Читать онлайн «Foreigner: Book Three of the Quintaglio Ascension»

Автор Роберт Сойер

The cliff it was embedded in was more than a hundred paces tall, showing the best uninterrupted sequences of sedimentary rock on all of Land. Toroca had uncovered the ship while studying these layers, looking for fossils. He found lots of them above a certain point — the lowest chalk stratum, known as the Bookmark layer — but none below. It had been as if the Bookmark indicated the point of the divine creation of life. But most scholars now agreed that it was instead the arrival point, marking where transplanted lifeforms had first been released by other arks onto this world.

But this ark had crashed, its five-eyed crewmembers killed, its cargo of plants and animals never released. The ark had been buried in sediment that later turned to rock, but it had not been crushed: the blue material of the ship’s hull was harder than diamond and impervious to corrosion. The part now projecting out of the cliff had been exposed by blasting, and, big though it seemed, it was only a tiny fraction of the total ship.

It was noon. The purple sky was shot through with silvery-white clouds. To Novato’s left were choppy waves — the world-spanning body of water. In front of her, running along the edge of the cliff, was a narrow strip of beach, crabs scuttling amongst the rocks. Leading up the cliff face to the blue ark were webs of climbing ropes left over from the early excavations as well as scaffolding made of adabaja wood, added later to make getting up to the ark easier. Oil lamp in hand, Novato began climbing the rickety stairs of the scaffolding.

As she ascended, she could see, far overhead, the green forms of several Quintaglios working with picks at the sides of the giant ark.

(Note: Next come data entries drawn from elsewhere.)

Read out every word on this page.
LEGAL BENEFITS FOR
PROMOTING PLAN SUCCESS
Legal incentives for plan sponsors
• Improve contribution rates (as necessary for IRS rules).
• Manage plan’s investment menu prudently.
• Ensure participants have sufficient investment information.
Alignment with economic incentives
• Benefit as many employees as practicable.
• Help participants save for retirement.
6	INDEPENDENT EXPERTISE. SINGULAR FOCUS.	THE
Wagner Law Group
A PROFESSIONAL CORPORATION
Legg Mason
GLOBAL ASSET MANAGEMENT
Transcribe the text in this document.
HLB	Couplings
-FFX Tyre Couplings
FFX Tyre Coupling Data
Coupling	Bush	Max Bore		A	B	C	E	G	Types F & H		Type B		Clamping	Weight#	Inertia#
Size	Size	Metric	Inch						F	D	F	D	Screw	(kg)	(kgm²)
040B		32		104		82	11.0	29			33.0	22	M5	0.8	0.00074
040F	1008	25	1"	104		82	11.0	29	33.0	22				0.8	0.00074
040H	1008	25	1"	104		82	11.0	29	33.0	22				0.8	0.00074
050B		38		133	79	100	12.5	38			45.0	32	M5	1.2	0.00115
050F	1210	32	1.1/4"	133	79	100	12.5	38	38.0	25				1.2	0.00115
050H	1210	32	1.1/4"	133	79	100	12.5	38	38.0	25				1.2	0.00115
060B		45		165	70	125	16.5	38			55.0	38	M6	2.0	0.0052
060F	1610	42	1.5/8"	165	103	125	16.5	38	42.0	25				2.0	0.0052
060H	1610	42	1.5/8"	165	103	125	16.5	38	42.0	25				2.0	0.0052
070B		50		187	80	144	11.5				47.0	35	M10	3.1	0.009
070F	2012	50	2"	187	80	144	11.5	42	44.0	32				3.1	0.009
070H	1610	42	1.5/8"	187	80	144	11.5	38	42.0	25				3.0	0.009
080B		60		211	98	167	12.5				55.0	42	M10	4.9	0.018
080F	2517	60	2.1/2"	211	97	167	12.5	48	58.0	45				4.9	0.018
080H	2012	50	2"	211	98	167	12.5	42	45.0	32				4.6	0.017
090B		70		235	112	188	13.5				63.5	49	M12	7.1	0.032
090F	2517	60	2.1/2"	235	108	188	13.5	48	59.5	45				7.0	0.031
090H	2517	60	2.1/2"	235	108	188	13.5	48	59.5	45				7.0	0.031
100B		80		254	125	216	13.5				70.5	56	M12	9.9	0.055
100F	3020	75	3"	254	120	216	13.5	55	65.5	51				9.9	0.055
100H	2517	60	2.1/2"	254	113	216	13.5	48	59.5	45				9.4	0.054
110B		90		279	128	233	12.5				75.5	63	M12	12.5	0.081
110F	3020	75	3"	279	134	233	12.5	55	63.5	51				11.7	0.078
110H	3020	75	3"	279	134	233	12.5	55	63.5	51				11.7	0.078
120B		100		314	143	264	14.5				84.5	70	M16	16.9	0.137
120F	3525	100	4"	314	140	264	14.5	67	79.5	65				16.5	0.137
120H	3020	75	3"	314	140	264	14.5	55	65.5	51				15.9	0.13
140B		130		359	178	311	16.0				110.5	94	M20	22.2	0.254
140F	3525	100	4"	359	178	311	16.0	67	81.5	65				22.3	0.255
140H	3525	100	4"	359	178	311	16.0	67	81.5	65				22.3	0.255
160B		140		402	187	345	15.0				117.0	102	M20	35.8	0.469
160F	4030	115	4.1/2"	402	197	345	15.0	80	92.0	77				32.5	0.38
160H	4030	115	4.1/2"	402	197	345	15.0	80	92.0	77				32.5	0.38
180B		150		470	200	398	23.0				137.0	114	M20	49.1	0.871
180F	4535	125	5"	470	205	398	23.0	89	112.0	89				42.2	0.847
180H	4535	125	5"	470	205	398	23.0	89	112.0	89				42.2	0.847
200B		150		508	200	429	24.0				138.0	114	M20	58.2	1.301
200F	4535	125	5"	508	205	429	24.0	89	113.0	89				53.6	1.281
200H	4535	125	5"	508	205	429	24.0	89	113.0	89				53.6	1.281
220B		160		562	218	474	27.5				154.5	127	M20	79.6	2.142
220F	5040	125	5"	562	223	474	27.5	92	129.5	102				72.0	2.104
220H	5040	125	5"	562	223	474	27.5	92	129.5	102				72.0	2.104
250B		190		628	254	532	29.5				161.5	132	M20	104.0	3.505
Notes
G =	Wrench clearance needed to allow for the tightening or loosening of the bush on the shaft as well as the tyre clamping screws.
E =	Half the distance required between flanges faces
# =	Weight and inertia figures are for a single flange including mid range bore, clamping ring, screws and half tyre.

Others, Novato knew, were likewise hacking away at the rock on top of the ship. To date, only one entrance to the ship had been found, and passage through it was hampered because its outer door was jammed partway shut. Miners had been working steadily at uncovering more of the ship in hopes of finding another way in. So far they had failed, but as they exposed more of the ship’s roof, they had found that much of it was covered with black hexagonal cells. No one knew what the black honeycomb was for, but Novato had noticed one startling thing: rather than heating up in the sunlight, as dark objects normally did, these cells remained cool, as if — Novato couldn’t fathom the mechanism involved — as if the heat falling on them were somehow conducted into the ship.

At last, Novato reached the top of the stairs. She crossed the wooden platform leading to the ship’s half-closed door. That door led into a tiny chamber, the far wall of which contained another door. The chamber itself was completely empty, except for some grillwork on the walls.

This double-doored room was the subject of much debate.

Some thought it was an animal trap. Bait might have been used to lure prey into the outer chamber, then the outside door would have been closed quickly and the inner door not opened until the animal within had asphyxiated or starved to death. Certainly no hunter would catch food that way, but the bodies of the snip’s crew were so bizarre that one could scarcely imagine them actively pursuing food.